Democracies around the world are confronting the intractably wicked problem of global disinformation. There’s no suggestion that Ardern is unaware of this path to radicalization, though when pressed by media following the occupation, she was unwilling to specify the extent to which tech companies should be responsible for the information shared on their platforms. Previously, in response to the massacre, she joined with Emmanuel Macron to initiate the “Christchurch Call“ aiming to prompt tech companies to take on the work of combatting online extremism. But little seems to have come from that.

In Wellington, almost everyone was relieved to see the most recent crisis end, but its origins are increasingly contested. Indeed, the nature of the protest means the nation can’t simply brush off the protest as a fringe event. What happens now to the thousands of people who were engaged in the occupation, or who found themselves sympathizing with it as they watched live-streamed broadcasts? While there were, perhaps miraculously, no casualties from this occupation, the stakes seem extraordinarily high for New Zealand to move on from this without addressing some of the deeper causal factors, both local and global.

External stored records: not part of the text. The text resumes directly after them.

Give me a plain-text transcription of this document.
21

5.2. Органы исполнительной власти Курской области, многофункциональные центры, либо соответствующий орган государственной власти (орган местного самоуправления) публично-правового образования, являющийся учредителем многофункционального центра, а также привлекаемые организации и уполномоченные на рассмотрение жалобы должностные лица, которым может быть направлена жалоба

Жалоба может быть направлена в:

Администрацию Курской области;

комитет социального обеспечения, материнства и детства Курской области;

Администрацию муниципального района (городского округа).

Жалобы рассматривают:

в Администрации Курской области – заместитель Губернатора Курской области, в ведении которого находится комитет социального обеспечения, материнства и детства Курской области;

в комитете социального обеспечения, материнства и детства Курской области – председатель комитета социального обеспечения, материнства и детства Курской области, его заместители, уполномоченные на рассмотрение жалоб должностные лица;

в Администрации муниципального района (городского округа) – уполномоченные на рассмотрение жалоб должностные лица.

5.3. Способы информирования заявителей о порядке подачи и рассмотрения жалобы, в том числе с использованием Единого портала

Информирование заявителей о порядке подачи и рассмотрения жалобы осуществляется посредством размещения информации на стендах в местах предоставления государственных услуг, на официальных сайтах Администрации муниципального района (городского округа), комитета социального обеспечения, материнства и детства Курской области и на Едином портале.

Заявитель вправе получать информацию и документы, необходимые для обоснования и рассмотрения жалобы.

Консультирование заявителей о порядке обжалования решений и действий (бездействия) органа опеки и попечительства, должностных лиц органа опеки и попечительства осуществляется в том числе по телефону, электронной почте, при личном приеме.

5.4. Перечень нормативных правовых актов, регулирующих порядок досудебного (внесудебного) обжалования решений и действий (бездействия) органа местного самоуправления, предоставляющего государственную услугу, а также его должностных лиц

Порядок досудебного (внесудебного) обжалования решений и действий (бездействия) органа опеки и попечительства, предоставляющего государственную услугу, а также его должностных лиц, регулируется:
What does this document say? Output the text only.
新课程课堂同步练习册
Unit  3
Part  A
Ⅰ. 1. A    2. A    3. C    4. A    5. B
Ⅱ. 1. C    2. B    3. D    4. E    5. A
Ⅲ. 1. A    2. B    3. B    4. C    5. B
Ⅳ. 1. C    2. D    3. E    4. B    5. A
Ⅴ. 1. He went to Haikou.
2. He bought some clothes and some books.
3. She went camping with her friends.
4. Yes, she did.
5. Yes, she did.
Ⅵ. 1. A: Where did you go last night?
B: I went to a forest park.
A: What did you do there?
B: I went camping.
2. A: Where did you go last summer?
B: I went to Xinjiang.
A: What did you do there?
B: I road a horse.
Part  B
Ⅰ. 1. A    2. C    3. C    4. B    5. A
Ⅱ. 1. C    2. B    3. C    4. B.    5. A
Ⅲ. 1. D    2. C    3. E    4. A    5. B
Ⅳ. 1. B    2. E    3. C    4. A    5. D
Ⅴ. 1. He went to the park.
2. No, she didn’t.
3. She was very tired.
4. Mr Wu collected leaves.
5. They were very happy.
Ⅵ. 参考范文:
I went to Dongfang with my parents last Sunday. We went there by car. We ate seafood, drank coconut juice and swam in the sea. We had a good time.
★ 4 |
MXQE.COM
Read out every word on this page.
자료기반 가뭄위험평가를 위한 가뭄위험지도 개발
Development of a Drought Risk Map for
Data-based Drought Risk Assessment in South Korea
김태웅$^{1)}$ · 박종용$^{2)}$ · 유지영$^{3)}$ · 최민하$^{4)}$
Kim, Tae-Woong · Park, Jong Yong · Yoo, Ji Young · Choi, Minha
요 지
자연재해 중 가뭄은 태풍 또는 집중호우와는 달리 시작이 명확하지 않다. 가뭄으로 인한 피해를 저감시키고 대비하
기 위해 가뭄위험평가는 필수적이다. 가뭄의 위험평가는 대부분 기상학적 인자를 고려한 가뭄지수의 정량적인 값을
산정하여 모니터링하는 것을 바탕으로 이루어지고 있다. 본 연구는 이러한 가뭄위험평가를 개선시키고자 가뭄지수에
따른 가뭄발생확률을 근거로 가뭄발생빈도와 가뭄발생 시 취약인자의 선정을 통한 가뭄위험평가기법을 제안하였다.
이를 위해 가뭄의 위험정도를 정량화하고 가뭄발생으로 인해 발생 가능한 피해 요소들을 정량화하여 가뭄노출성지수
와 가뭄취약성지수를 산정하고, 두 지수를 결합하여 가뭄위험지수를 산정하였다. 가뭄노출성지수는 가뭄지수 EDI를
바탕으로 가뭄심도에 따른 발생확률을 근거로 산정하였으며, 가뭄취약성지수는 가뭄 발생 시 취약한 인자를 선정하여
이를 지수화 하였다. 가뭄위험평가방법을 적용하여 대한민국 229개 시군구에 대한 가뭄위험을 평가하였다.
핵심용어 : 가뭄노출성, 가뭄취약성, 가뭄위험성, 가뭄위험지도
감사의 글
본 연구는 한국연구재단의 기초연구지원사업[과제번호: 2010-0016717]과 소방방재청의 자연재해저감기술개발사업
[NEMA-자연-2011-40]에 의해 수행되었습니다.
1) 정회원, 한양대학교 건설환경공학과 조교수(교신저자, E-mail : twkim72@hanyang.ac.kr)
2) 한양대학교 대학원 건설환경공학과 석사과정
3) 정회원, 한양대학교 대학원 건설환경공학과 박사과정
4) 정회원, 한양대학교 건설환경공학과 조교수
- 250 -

Instead of the colonial accounts that serve as white supremacist talking points, nations and their peoples are owed the complexity that our histories demand. Could a leader like Ardern instead use her communication skills to guide a harder, less flattering conversation about New Zealand’s histories of disenfranchisement and violence? Or address some of New Zealand’s inequalities, including the post-COVID-19 K-shaped economic recovery? While economic disadvantage wasn’t determinative of the occupation’s demographics, many of the hardships of COVID-19 measures have been disproportionately borne by the least well off. Globally, such economic exclusion has proved fertile terrain for alt-right extremist views.

Lydia Nobbs is a Politics PhD student at The New School for Social Research.